The four metrics above all attack the same problem from slightly different angles. The interactive below puts them on the same chart so you can watch them disagree and agree. The setup: 50 synthetic data points generated from a true model that depends on exactly two features. The slider controls how many features the regression uses — slide right and the model gets features 1, 2, then 3, 4, ..., up to 10. Features 3 through 10 are pure noise.

Two features used — the true model. Features beyond this point are pure noise.

R² Adjusted R² AIC (rescaled) BIC (rescaled) Mallow's Cp (rescaled)

R²—

Never decreases as features are added — useless for model selection on its own.

Adjusted R²—

Penalizes each new feature; drops when the added feature isn't worth its degree of freedom.

AIC—

Lower is better. Penalty 2(n+2) — moderate; tends to pick slightly larger models.

BIC—

Lower is better. Penalty log(m)(n+2) — stricter; prefers simpler models as m grows.

Mallow's Cp—

A well-calibrated model has Cp ≈ n+1. Far above means underfitting; well below can indicate overfit on training data.

The pattern is what you should look for in your own work. R² climbs the whole way, hiding the overfit. Adjusted R² peaks at k=2 and starts dropping. AIC and BIC bottom out at k=2 and start rising. Mallow's Cp tracks (n+1) closely at k=2 and grows worse with the wrong number of features. The gap between R² and the penalized metrics is the overfitting signature — when R² says "great" and AIC says "no", trust AIC.

§ 16Regression reference

Metric	Formula	When to reach for it
SS_totΣ(yᵢ − ȳ)²	Total variation in the outcome.	As the denominator in R²; as a "budget" check on data variability.
SS_regΣ(f(xᵢ) − ȳ)²	Variation introduced by the model.	Diagnostic; for OLS equals SS_tot − SS_res and powers R².
SS_resΣ(yᵢ − f(xᵢ))²	Variation left unexplained.	The quantity OLS minimizes. Track directly during training.
R²1 − SS_res/SS_tot	Fraction of variance explained.	Reporting a model's headline fit. Beware on held-out data — can go negative.
Adjusted R²1 − (1−R²)(m−1)/(m−n−1)	R² with complexity penalty.	Comparing nested linear models of different sizes.
Mallow's Cp(SS_res + 2(n+1)σ̂²) / m	Estimated test MSE in y-units.	Classical subset selection in linear regression with a reference σ̂².
AIC2(n+2) − 2 log(L)	Likelihood with moderate complexity penalty.	Non-nested model comparison with predictive emphasis.
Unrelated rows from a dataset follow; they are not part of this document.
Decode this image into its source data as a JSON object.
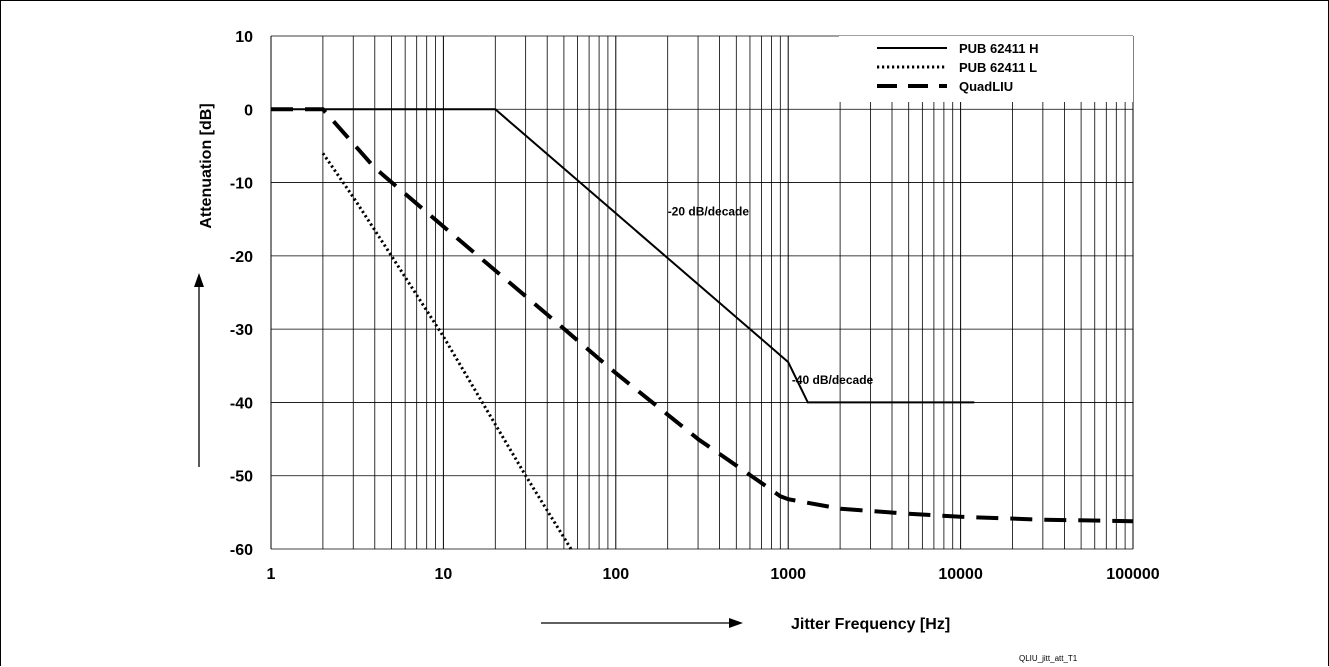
{
  "chart_data": {
    "type": "line",
    "xscale": "log",
    "xlim": [
      1,
      100000
    ],
    "ylim": [
      -60,
      10
    ],
    "grid": true,
    "xlabel": "Jitter Frequency [Hz]",
    "ylabel": "Attenuation [dB]",
    "xticks": [
      "1",
      "10",
      "100",
      "1000",
      "10000",
      "100000"
    ],
    "yticks": [
      "10",
      "0",
      "-10",
      "-20",
      "-30",
      "-40",
      "-50",
      "-60"
    ],
    "legend_position": "top-right",
    "series": [
      {
        "name": "PUB 62411 H",
        "style": "solid",
        "x": [
          1,
          20,
          1000,
          1300,
          12000
        ],
        "y": [
          0,
          0,
          -34.5,
          -40,
          -40
        ]
      },
      {
        "name": "PUB 62411 L",
        "style": "dotted",
        "x": [
          2,
          3,
          5,
          10,
          20,
          30,
          55
        ],
        "y": [
          -6,
          -12,
          -20,
          -31,
          -43,
          -50,
          -60
        ]
      },
      {
        "name": "QuadLIU",
        "style": "dashed",
        "x": [
          1,
          2,
          4,
          10,
          40,
          100,
          300,
          700,
          900,
          1000,
          2000,
          5000,
          10000,
          30000,
          100000
        ],
        "y": [
          0,
          0,
          -8,
          -16,
          -28,
          -36,
          -45,
          -51,
          -52.8,
          -53.2,
          -54.5,
          -55.2,
          -55.6,
          -56,
          -56.2
        ]
      }
    ],
    "annotations": [
      {
        "text": "-20 dB/decade",
        "x": 200,
        "y": -14.5
      },
      {
        "text": "-40 dB/decade",
        "x": 1050,
        "y": -37.5
      }
    ],
    "figure_id": "QLIU_jitt_att_T1"
  }
}
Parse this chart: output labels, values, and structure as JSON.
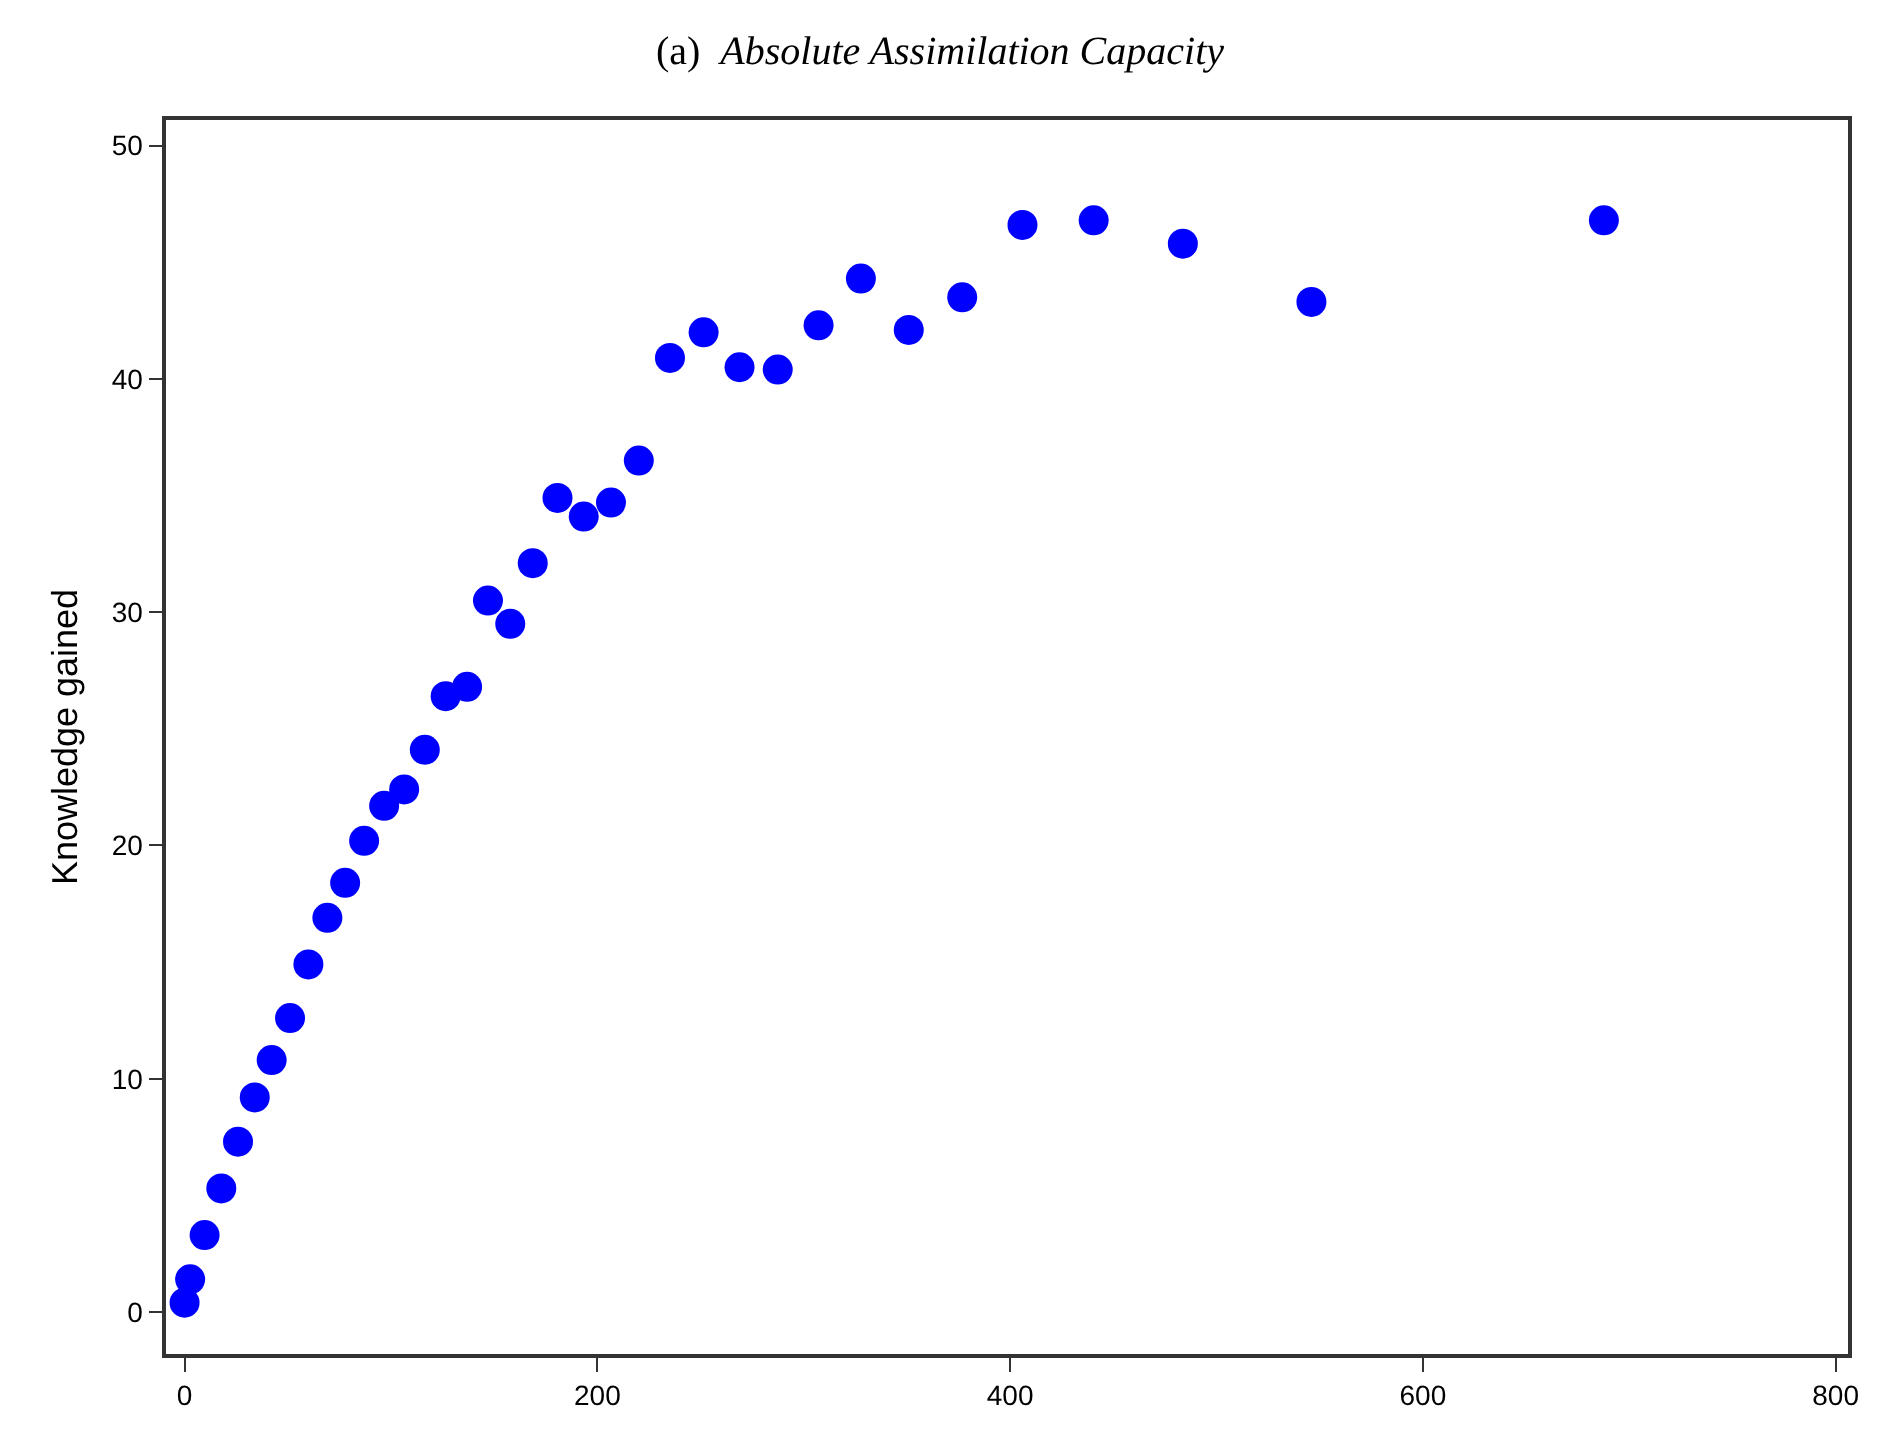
{
  "chart_data": {
    "type": "scatter",
    "title": "(a)  Absolute Assimilation Capacity",
    "ylabel": "Knowledge gained",
    "x": [
      0,
      2.7,
      9.7,
      17.8,
      25.9,
      34,
      42.2,
      51.1,
      60,
      69.2,
      77.8,
      87,
      96.7,
      106.4,
      116.4,
      126.5,
      136.9,
      147,
      157.8,
      168.7,
      180.7,
      193.4,
      206.6,
      220.1,
      235.2,
      251.5,
      268.9,
      287.4,
      307.2,
      327.7,
      350.9,
      376.8,
      406,
      440.5,
      483.7,
      546,
      687.7
    ],
    "series": [
      {
        "color": "#0000ff",
        "values": [
          0.4,
          1.4,
          3.3,
          5.3,
          7.3,
          9.2,
          10.8,
          12.6,
          14.9,
          16.9,
          18.4,
          20.2,
          21.7,
          22.4,
          24.1,
          26.4,
          26.8,
          30.5,
          29.5,
          32.1,
          34.9,
          34.1,
          34.7,
          36.5,
          40.9,
          42,
          40.5,
          40.4,
          42.3,
          44.3,
          42.1,
          43.5,
          46.6,
          46.8,
          45.8,
          43.3,
          46.8
        ]
      }
    ],
    "xlim": [
      -9,
      806
    ],
    "xticks": [
      0,
      200,
      400,
      600,
      800
    ],
    "ylim": [
      -1.8,
      51.1
    ],
    "yticks": [
      0,
      10,
      20,
      30,
      40,
      50
    ],
    "marker": "circle"
  }
}
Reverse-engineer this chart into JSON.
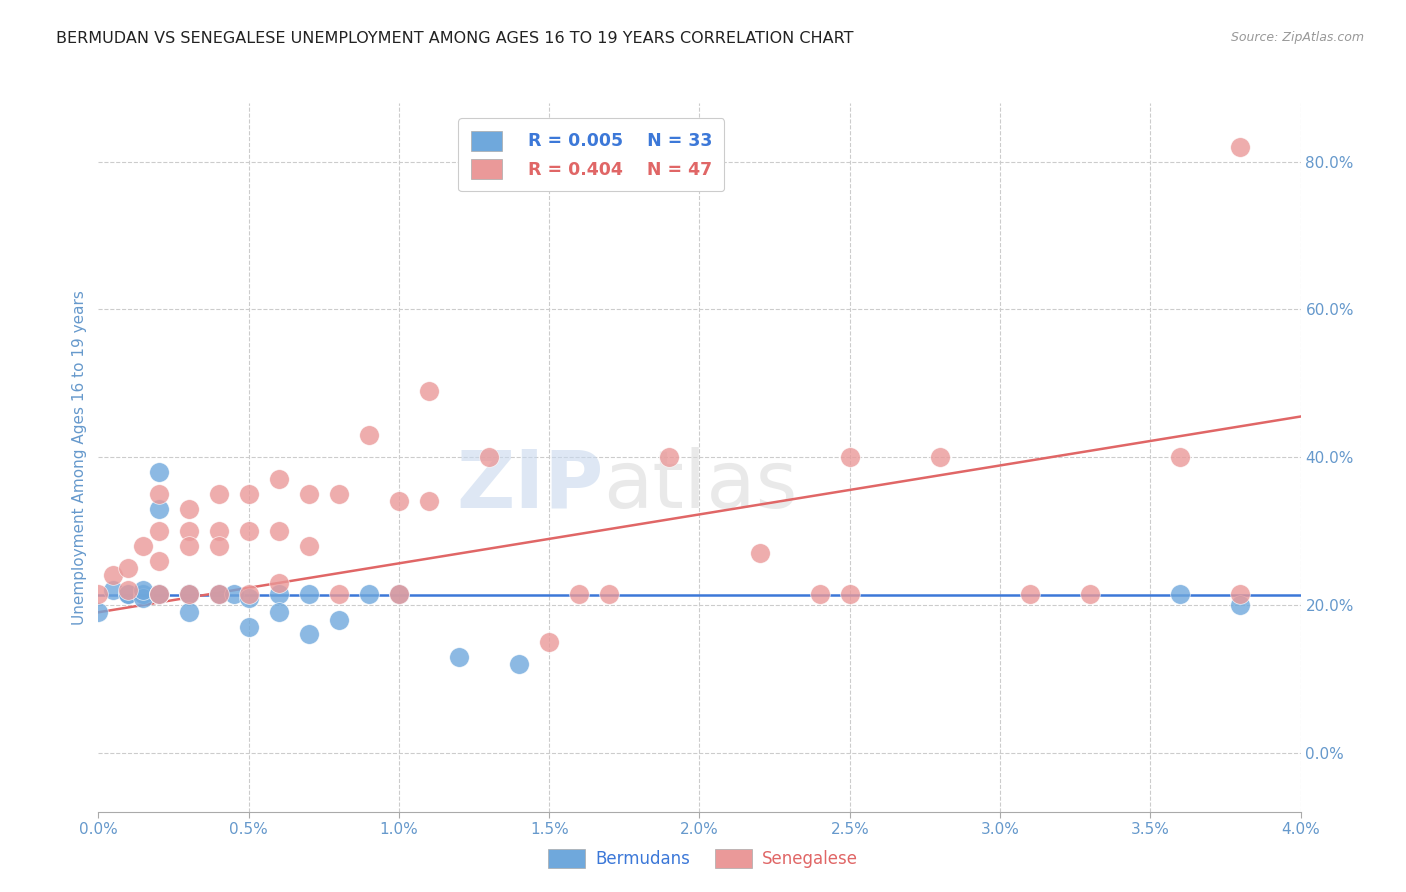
{
  "title": "BERMUDAN VS SENEGALESE UNEMPLOYMENT AMONG AGES 16 TO 19 YEARS CORRELATION CHART",
  "source": "Source: ZipAtlas.com",
  "xlabel_ticks": [
    "0.0%",
    "0.5%",
    "1.0%",
    "1.5%",
    "2.0%",
    "2.5%",
    "3.0%",
    "3.5%",
    "4.0%"
  ],
  "xlabel_vals": [
    0.0,
    0.005,
    0.01,
    0.015,
    0.02,
    0.025,
    0.03,
    0.035,
    0.04
  ],
  "ylabel_ticks_right": [
    "0.0%",
    "20.0%",
    "40.0%",
    "60.0%",
    "80.0%"
  ],
  "ylabel_vals": [
    0.0,
    0.2,
    0.4,
    0.6,
    0.8
  ],
  "ylabel_label": "Unemployment Among Ages 16 to 19 years",
  "legend_label1": "Bermudans",
  "legend_label2": "Senegalese",
  "legend_r1": "R = 0.005",
  "legend_n1": "N = 33",
  "legend_r2": "R = 0.404",
  "legend_n2": "N = 47",
  "watermark": "ZIPatlas",
  "blue_color": "#6fa8dc",
  "pink_color": "#ea9999",
  "blue_line_color": "#3c78d8",
  "pink_line_color": "#e06666",
  "axis_label_color": "#6699cc",
  "title_color": "#222222",
  "grid_color": "#cccccc",
  "bermudans_x": [
    0.0,
    0.0005,
    0.001,
    0.001,
    0.0015,
    0.0015,
    0.0015,
    0.002,
    0.002,
    0.002,
    0.002,
    0.002,
    0.003,
    0.003,
    0.003,
    0.003,
    0.003,
    0.004,
    0.004,
    0.0045,
    0.005,
    0.005,
    0.006,
    0.006,
    0.007,
    0.007,
    0.008,
    0.009,
    0.01,
    0.012,
    0.014,
    0.036,
    0.038
  ],
  "bermudans_y": [
    0.19,
    0.22,
    0.215,
    0.215,
    0.215,
    0.21,
    0.22,
    0.38,
    0.33,
    0.215,
    0.215,
    0.215,
    0.215,
    0.215,
    0.215,
    0.215,
    0.19,
    0.215,
    0.215,
    0.215,
    0.21,
    0.17,
    0.215,
    0.19,
    0.215,
    0.16,
    0.18,
    0.215,
    0.215,
    0.13,
    0.12,
    0.215,
    0.2
  ],
  "senegalese_x": [
    0.0,
    0.0005,
    0.001,
    0.001,
    0.0015,
    0.002,
    0.002,
    0.002,
    0.002,
    0.003,
    0.003,
    0.003,
    0.003,
    0.004,
    0.004,
    0.004,
    0.004,
    0.005,
    0.005,
    0.005,
    0.006,
    0.006,
    0.006,
    0.007,
    0.007,
    0.008,
    0.008,
    0.009,
    0.01,
    0.01,
    0.011,
    0.011,
    0.013,
    0.015,
    0.016,
    0.017,
    0.019,
    0.022,
    0.024,
    0.025,
    0.025,
    0.028,
    0.031,
    0.033,
    0.036,
    0.038,
    0.038
  ],
  "senegalese_y": [
    0.215,
    0.24,
    0.25,
    0.22,
    0.28,
    0.35,
    0.3,
    0.26,
    0.215,
    0.33,
    0.3,
    0.28,
    0.215,
    0.35,
    0.3,
    0.28,
    0.215,
    0.35,
    0.3,
    0.215,
    0.37,
    0.3,
    0.23,
    0.35,
    0.28,
    0.35,
    0.215,
    0.43,
    0.34,
    0.215,
    0.49,
    0.34,
    0.4,
    0.15,
    0.215,
    0.215,
    0.4,
    0.27,
    0.215,
    0.4,
    0.215,
    0.4,
    0.215,
    0.215,
    0.4,
    0.82,
    0.215
  ],
  "xlim": [
    0.0,
    0.04
  ],
  "ylim": [
    -0.08,
    0.88
  ],
  "blue_line_y0": 0.214,
  "blue_line_y1": 0.214,
  "pink_line_y0": 0.19,
  "pink_line_y1": 0.455
}
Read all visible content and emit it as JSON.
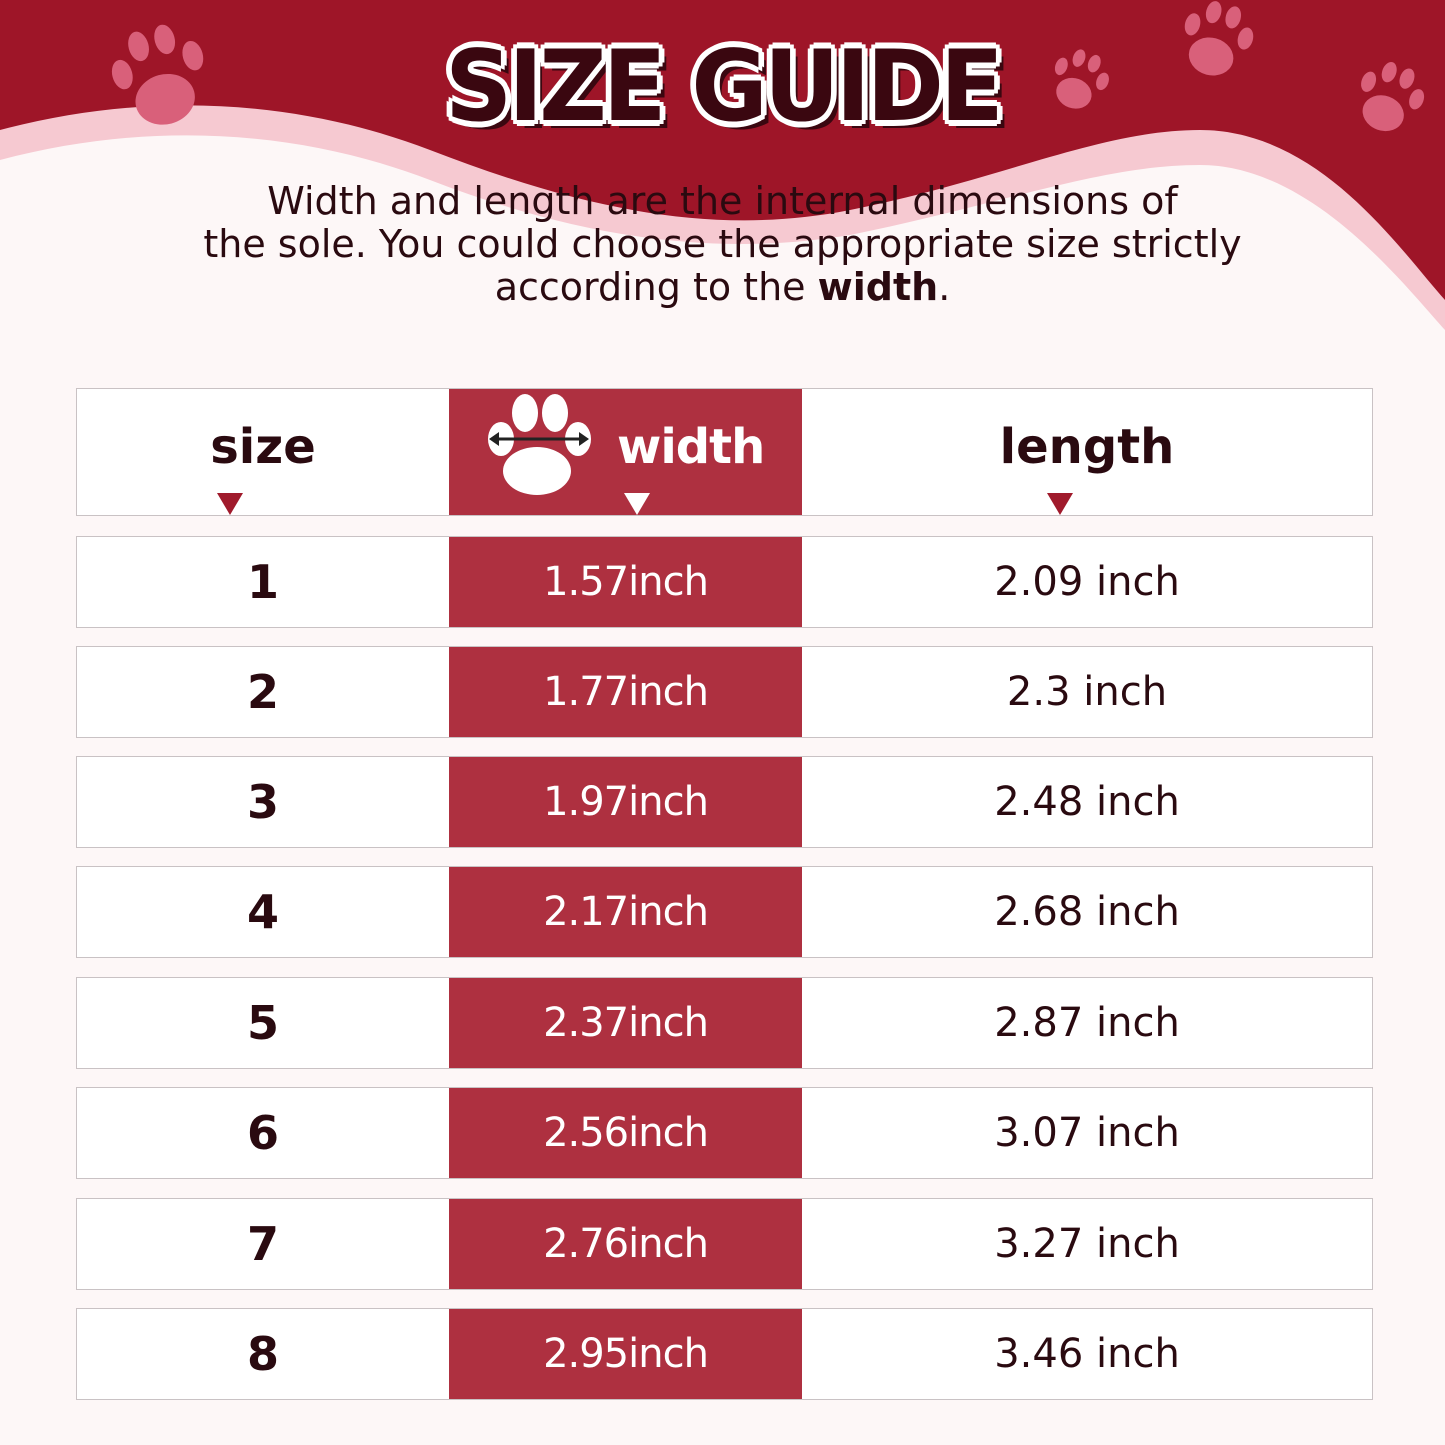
{
  "title": "SIZE GUIDE",
  "intro": {
    "line1": "Width and length are the internal dimensions of",
    "line2": "the sole. You could choose the appropriate size strictly",
    "line3_prefix": "according to the ",
    "line3_bold": "width",
    "line3_suffix": "."
  },
  "colors": {
    "brand_red": "#9e1528",
    "column_red": "#ae3040",
    "paw_pink": "#d9607a"
  },
  "table": {
    "headers": {
      "size": "size",
      "width": "width",
      "length": "length"
    },
    "width_icon": "paw-with-width-arrow-icon",
    "rows": [
      {
        "size": "1",
        "width": "1.57inch",
        "length": "2.09 inch"
      },
      {
        "size": "2",
        "width": "1.77inch",
        "length": "2.3 inch"
      },
      {
        "size": "3",
        "width": "1.97inch",
        "length": "2.48 inch"
      },
      {
        "size": "4",
        "width": "2.17inch",
        "length": "2.68 inch"
      },
      {
        "size": "5",
        "width": "2.37inch",
        "length": "2.87 inch"
      },
      {
        "size": "6",
        "width": "2.56inch",
        "length": "3.07 inch"
      },
      {
        "size": "7",
        "width": "2.76inch",
        "length": "3.27 inch"
      },
      {
        "size": "8",
        "width": "2.95inch",
        "length": "3.46 inch"
      }
    ]
  }
}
Works beyond OLS.
BIClog(m)(n+2) − 2 log(L)	Likelihood with stricter sample-size-aware penalty.	When consistency matters and the true model is plausibly in the candidate set.

A pragmatic discipline that consistently outperforms blind allegiance to any single metric: look at several at once, treat large disagreements as signals that something is wrong, and validate the final model on data it never saw during selection.